Dr Thomas begins cultivating his gourmet crop by growing the trees in a lab, using seeds inoculated with truffle spores. The saplings aren’t planted in an orchard until they are a year old. Rival efforts at sustainable truffle production elsewhere in the US have yet to succeed at scale. “What sets us apart is that we produce our own trees,” Dr Thomas says, “so we produce far better inoculated plants.”
ATC partners with its truffle producers, providing the trees, expertise and distribution in return for a minority share of the revenues. The firm now has client orchards in more than two dozen countries, and last year Dr Thomas excavated the first black truffles from a six-year-old ATC orchard in Leicestershire – the UK’s first successful commercial truffle production.
Robert Sinskey was the first California winemaker to come on board five years ago, but others have since followed. The firm chose to focus on the Napa region, says Robert Chang, because it has a favourable climate for both the cultivation and the business of truffles: wineries already have the necessary land for an orchard, and follow a business model based on patience, which is set up to serve a sophisticated foodie market. ATC intends to sell truffles directly to consumers, as well as to chefs.
Truffles can be many times more profitable per acre than grapes. A successful truffle orchard produces some 50lb of Périgord winter truffles per acre annually, and more than twice that weight of summer truffles. Périgord truffles currently cost about £700 per lb, while the Burgundy variety is worth up to £276.
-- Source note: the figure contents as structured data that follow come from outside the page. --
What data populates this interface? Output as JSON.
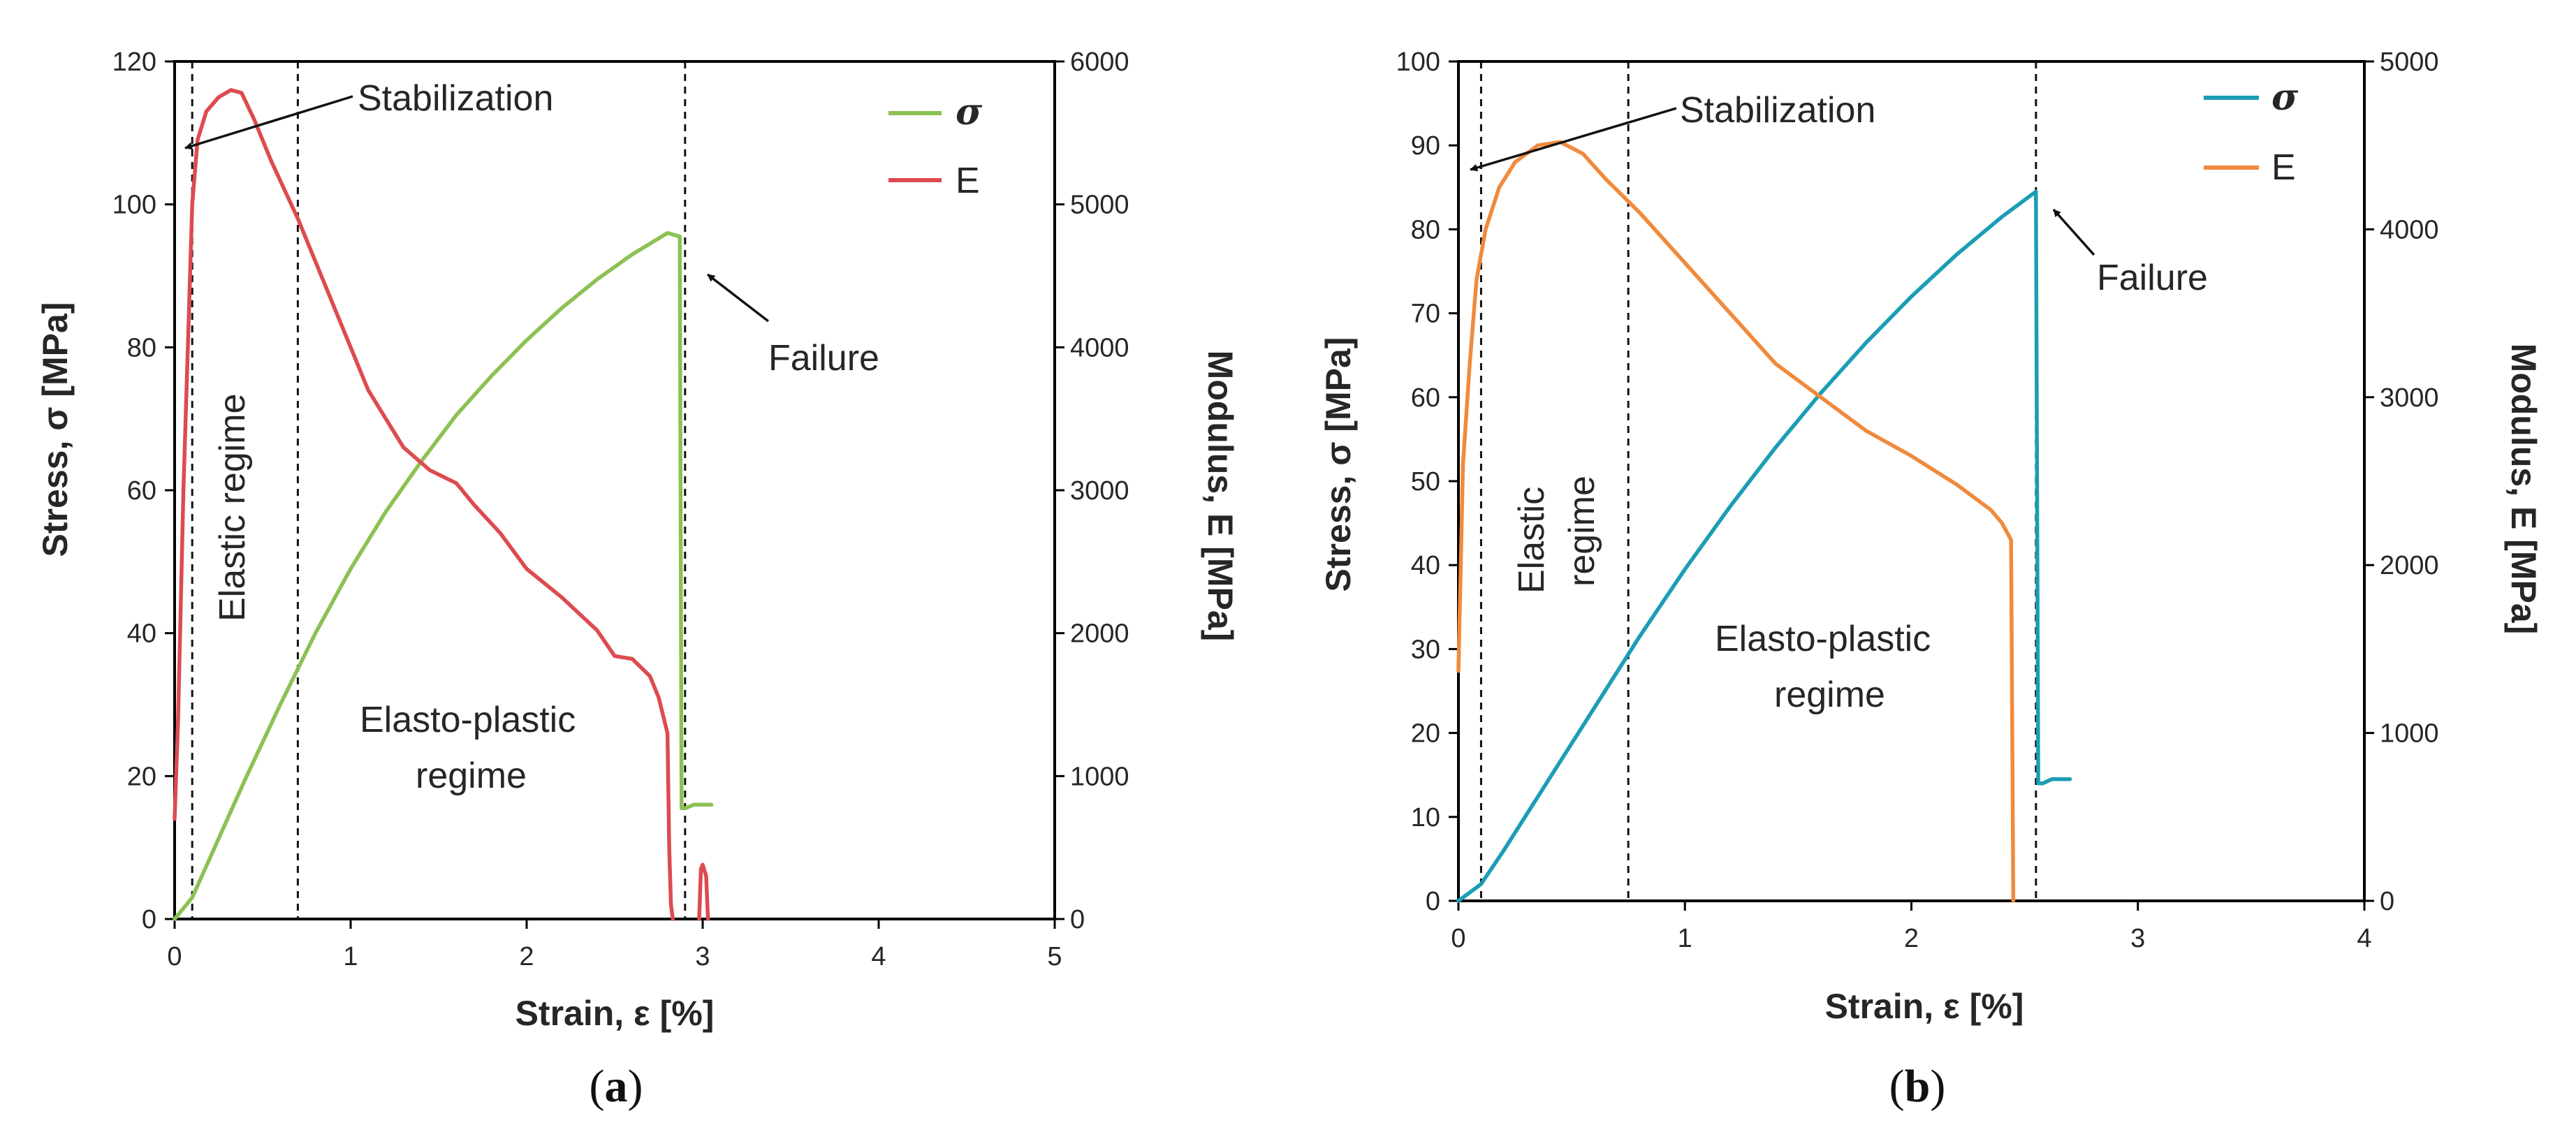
{
  "chart_data": [
    {
      "panel_label": "a",
      "type": "line",
      "xlabel": "Strain, ε [%]",
      "ylabel": "Stress, σ [MPa]",
      "y2label": "Modulus, E [MPa]",
      "xlim": [
        0,
        5
      ],
      "ylim": [
        0,
        120
      ],
      "y2lim": [
        0,
        6000
      ],
      "xticks": [
        0,
        1,
        2,
        3,
        4,
        5
      ],
      "yticks": [
        0,
        20,
        40,
        60,
        80,
        100,
        120
      ],
      "y2ticks": [
        0,
        1000,
        2000,
        3000,
        4000,
        5000,
        6000
      ],
      "vlines": [
        0.1,
        0.7,
        2.9
      ],
      "legend": [
        {
          "label": "σ",
          "color": "#8DC153",
          "symbol": true
        },
        {
          "label": "E",
          "color": "#DD4B4F",
          "symbol": false
        }
      ],
      "annotations": [
        {
          "lines": [
            "Stabilization"
          ],
          "arrow": true
        },
        {
          "lines": [
            "Failure"
          ],
          "arrow": true
        },
        {
          "lines": [
            "Elastic regime"
          ],
          "rotated": true
        },
        {
          "lines": [
            "Elasto-plastic",
            "regime"
          ]
        }
      ],
      "series": [
        {
          "name": "σ",
          "axis": "left",
          "color": "#8DC153",
          "x": [
            0,
            0.1,
            0.2,
            0.4,
            0.6,
            0.8,
            1.0,
            1.2,
            1.4,
            1.6,
            1.8,
            2.0,
            2.2,
            2.4,
            2.6,
            2.8,
            2.87,
            2.88,
            2.9,
            2.95,
            3.0,
            3.05
          ],
          "y": [
            0,
            3,
            8.5,
            19.5,
            30,
            40,
            49,
            57,
            64,
            70.5,
            76,
            81,
            85.5,
            89.5,
            93,
            96,
            95.5,
            15.5,
            15.5,
            16,
            16,
            16
          ]
        },
        {
          "name": "E",
          "axis": "right",
          "color": "#DD4B4F",
          "x": [
            0,
            0.02,
            0.05,
            0.08,
            0.1,
            0.13,
            0.18,
            0.25,
            0.32,
            0.38,
            0.45,
            0.55,
            0.7,
            0.9,
            1.1,
            1.3,
            1.45,
            1.6,
            1.7,
            1.85,
            2.0,
            2.2,
            2.4,
            2.5,
            2.6,
            2.7,
            2.75,
            2.8,
            2.81,
            2.82,
            2.83
          ],
          "y": [
            700,
            1400,
            3000,
            4200,
            5000,
            5450,
            5650,
            5750,
            5800,
            5780,
            5600,
            5300,
            4900,
            4300,
            3700,
            3300,
            3140,
            3050,
            2900,
            2700,
            2450,
            2250,
            2020,
            1840,
            1820,
            1700,
            1550,
            1300,
            500,
            100,
            0
          ]
        },
        {
          "name": "E_post",
          "axis": "right",
          "color": "#DD4B4F",
          "x": [
            2.98,
            2.99,
            3.0,
            3.02,
            3.03
          ],
          "y": [
            0,
            350,
            380,
            300,
            0
          ]
        }
      ]
    },
    {
      "panel_label": "b",
      "type": "line",
      "xlabel": "Strain, ε [%]",
      "ylabel": "Stress, σ [MPa]",
      "y2label": "Modulus, E [MPa]",
      "xlim": [
        0,
        4
      ],
      "ylim": [
        0,
        100
      ],
      "y2lim": [
        0,
        5000
      ],
      "xticks": [
        0,
        1,
        2,
        3,
        4
      ],
      "yticks": [
        0,
        10,
        20,
        30,
        40,
        50,
        60,
        70,
        80,
        90,
        100
      ],
      "y2ticks": [
        0,
        1000,
        2000,
        3000,
        4000,
        5000
      ],
      "vlines": [
        0.1,
        0.75,
        2.55
      ],
      "legend": [
        {
          "label": "σ",
          "color": "#1B9DB5",
          "symbol": true
        },
        {
          "label": "E",
          "color": "#F08A3C",
          "symbol": false
        }
      ],
      "annotations": [
        {
          "lines": [
            "Stabilization"
          ],
          "arrow": true
        },
        {
          "lines": [
            "Failure"
          ],
          "arrow": true
        },
        {
          "lines": [
            "Elastic",
            "regime"
          ],
          "rotated": true
        },
        {
          "lines": [
            "Elasto-plastic",
            "regime"
          ]
        }
      ],
      "series": [
        {
          "name": "σ",
          "axis": "left",
          "color": "#1B9DB5",
          "x": [
            0,
            0.1,
            0.2,
            0.4,
            0.6,
            0.8,
            1.0,
            1.2,
            1.4,
            1.6,
            1.8,
            2.0,
            2.2,
            2.4,
            2.55,
            2.56,
            2.58,
            2.62,
            2.66,
            2.7
          ],
          "y": [
            0,
            2,
            6,
            14.5,
            23,
            31.5,
            39.5,
            47,
            54,
            60.5,
            66.5,
            72,
            77,
            81.5,
            84.5,
            14,
            14,
            14.5,
            14.5,
            14.5
          ]
        },
        {
          "name": "E",
          "axis": "right",
          "color": "#F08A3C",
          "x": [
            0,
            0.02,
            0.05,
            0.08,
            0.12,
            0.18,
            0.25,
            0.35,
            0.45,
            0.55,
            0.65,
            0.8,
            1.0,
            1.2,
            1.4,
            1.6,
            1.8,
            2.0,
            2.2,
            2.35,
            2.4,
            2.44,
            2.45
          ],
          "y": [
            1370,
            2600,
            3200,
            3700,
            4000,
            4250,
            4400,
            4500,
            4520,
            4450,
            4300,
            4100,
            3800,
            3500,
            3200,
            3000,
            2800,
            2650,
            2480,
            2330,
            2250,
            2150,
            0
          ]
        }
      ]
    }
  ]
}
“Domestic truffles will command at least what imported truffles do, and likely will command a higher price because they’re so much fresher,” Mr Chang says.
The centrepiece of the Napa festival is a five-course truffle dinner at La Toque, featuring dishes such as “truffled cappuccini with truffle butter toast and shaved black truffle”, and Mr Frank’s truffle-studded veal, roasted on the bone. This year, the truffles on the menu came from an Italian supplier. Next year, they might just be all-American.